Thank you for the question. Opportunities and challenges never stop. As a general answer to your question now, as I said before, we completed on September 1 the legal merger of the two banks. On October 10th we completed the legal merger of the insurance companies. We operate under one bank and under one insurance company for Life and P&C. However, we have ahead of us the operating integration, especially in the bank, therefore moving into a single IT platform. This will take something like 15 - 18 months. We should be in place by the end of 2026 or beginning of 2027. In terms of synergies, as I mentioned during my introductory note, we have completed, we have realized as a matter of fact 40% of the EUR 120 million which is the total envelope. There is still work for us to do there both on the cost side and the synergy side.
All in all, the integration is moving ahead according to plan, but it i s far from completed. We still have a lot of work to do.
Understood. Thank you for that. If I could maybe squeeze in two relatively technical questions. One, on your loan growth, do you have organic at 1.1% reported at 0.7%? Just wondering what the gap is. I guess part of it is Cyprus from my understanding. If there's something else there because FX was not really a factor. Also, with regards to NII outlook, deposit time, deposit repricing, is it going as you had expected or are there any material changes on that front? Thank you.

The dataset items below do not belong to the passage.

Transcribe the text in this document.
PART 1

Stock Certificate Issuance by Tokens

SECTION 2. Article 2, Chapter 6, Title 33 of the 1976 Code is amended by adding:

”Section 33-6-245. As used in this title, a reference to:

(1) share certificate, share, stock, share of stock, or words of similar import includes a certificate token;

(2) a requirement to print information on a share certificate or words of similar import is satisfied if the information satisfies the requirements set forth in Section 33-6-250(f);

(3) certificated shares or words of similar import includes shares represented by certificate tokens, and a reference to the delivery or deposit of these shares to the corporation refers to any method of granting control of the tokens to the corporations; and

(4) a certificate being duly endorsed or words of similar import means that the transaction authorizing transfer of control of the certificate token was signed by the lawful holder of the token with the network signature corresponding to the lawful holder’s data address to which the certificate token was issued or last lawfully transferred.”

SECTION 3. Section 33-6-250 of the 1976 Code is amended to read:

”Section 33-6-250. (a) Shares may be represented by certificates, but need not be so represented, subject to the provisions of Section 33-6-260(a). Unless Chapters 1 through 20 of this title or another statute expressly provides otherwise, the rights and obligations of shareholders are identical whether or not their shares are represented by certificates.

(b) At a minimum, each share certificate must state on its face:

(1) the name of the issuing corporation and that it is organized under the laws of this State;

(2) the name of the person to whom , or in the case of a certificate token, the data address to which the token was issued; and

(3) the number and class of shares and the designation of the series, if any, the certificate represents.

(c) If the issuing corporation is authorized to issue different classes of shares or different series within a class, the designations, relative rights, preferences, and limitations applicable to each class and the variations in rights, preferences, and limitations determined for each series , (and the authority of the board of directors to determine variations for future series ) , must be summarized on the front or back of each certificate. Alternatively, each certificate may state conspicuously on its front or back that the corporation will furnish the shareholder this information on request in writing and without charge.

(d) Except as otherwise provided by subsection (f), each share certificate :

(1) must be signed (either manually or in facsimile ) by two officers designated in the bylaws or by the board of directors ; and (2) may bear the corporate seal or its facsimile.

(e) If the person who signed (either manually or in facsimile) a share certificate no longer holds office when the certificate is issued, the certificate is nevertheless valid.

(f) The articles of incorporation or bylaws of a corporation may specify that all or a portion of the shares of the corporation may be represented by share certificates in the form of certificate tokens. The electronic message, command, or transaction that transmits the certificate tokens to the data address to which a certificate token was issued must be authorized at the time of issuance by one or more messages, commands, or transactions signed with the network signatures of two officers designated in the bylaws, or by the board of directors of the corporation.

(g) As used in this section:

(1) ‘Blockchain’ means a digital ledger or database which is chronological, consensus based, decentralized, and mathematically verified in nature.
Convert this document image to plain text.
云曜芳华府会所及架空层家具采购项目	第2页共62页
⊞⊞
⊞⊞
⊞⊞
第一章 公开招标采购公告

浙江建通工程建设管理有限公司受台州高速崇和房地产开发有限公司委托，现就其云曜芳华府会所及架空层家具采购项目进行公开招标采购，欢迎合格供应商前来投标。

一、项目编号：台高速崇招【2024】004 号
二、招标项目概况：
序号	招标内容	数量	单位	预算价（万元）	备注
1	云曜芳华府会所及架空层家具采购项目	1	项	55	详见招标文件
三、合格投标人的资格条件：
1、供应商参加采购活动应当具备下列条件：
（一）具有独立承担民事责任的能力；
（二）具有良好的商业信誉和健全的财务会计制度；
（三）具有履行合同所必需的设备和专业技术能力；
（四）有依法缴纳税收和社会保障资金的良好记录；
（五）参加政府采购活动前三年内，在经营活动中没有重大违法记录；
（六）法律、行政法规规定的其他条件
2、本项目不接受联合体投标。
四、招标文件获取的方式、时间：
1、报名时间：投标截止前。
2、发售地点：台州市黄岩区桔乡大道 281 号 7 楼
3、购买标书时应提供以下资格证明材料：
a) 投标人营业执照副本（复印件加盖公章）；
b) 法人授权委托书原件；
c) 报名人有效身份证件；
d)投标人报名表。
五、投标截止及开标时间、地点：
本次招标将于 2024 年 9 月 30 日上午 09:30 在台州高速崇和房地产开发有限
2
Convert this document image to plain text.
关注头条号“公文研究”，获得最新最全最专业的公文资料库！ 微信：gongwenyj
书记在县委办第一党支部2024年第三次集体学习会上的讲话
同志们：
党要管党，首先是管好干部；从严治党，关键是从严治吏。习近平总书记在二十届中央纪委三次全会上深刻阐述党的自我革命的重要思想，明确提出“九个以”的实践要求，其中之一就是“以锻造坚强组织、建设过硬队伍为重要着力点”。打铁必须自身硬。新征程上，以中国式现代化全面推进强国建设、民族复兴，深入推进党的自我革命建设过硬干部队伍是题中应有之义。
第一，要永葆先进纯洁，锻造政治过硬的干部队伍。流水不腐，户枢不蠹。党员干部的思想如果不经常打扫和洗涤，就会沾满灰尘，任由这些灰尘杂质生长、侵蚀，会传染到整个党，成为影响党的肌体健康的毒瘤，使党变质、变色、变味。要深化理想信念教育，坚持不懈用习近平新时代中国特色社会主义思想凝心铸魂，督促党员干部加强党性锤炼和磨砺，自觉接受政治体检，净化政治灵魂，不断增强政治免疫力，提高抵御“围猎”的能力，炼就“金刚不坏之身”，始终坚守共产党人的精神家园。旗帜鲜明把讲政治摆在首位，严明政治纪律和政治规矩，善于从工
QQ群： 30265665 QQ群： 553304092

On the first part the difference is twofold. The one is FX and the second is the sale of a EUR 200 million NP portfolio in Cyprus from Eurobank S.A. to the Cyprus Asset Management Company Estate Interest Asset Management Company with the acronym, so these are loans which now have been reclassified as assets held for sale. This was a legacy portfolio originated from the ex Cooperative Bank and Cyprus Asset Management Company had guaranteed this portfolio and its NPEs. With this agreement, KDP takes back these NPEs on its balance sheet and the guarantee ends. The result of this transaction was a gain of EUR 10 million that it is under our other income line. The rest is effects mainly coming from dollar and as regards deposit pricing evolution, I think it is going quite smoothly and well within our plan.
What you appreciate is that if you go on page 22 of the presentation, you may see that gradually, with the upper right hand side, right hand side of the presentation, gradually with a decrease of base rates, we see some de-escalation of the mix of time to total. From a peak of 36% now on a group basis, we are at 33%. In Greece from 33% peak we are currently at 29%, which is of course a positive evolution.
Understood. Thank you. Thank you very much.
Thank you, Osman.
As a final reminder to register for a question, please press star one on your telephone. Ladies and gentlemen, there are no further questions at this time. I will now turn the conference over to Mr. Karavias for any closing comments. Thank you. Okay.
I would like to thank you all for participating in this call. I would like to thank you also for the very interesting questions that we received. Hopefully we fully answered. For any follow up questions, any clarifications, our investment, our investor team could be available. Thank you very much.
Ladies and gentlemen, the conference has now concluded and you may disconnect your telephone. Thank you for calling and have a pleasant evening.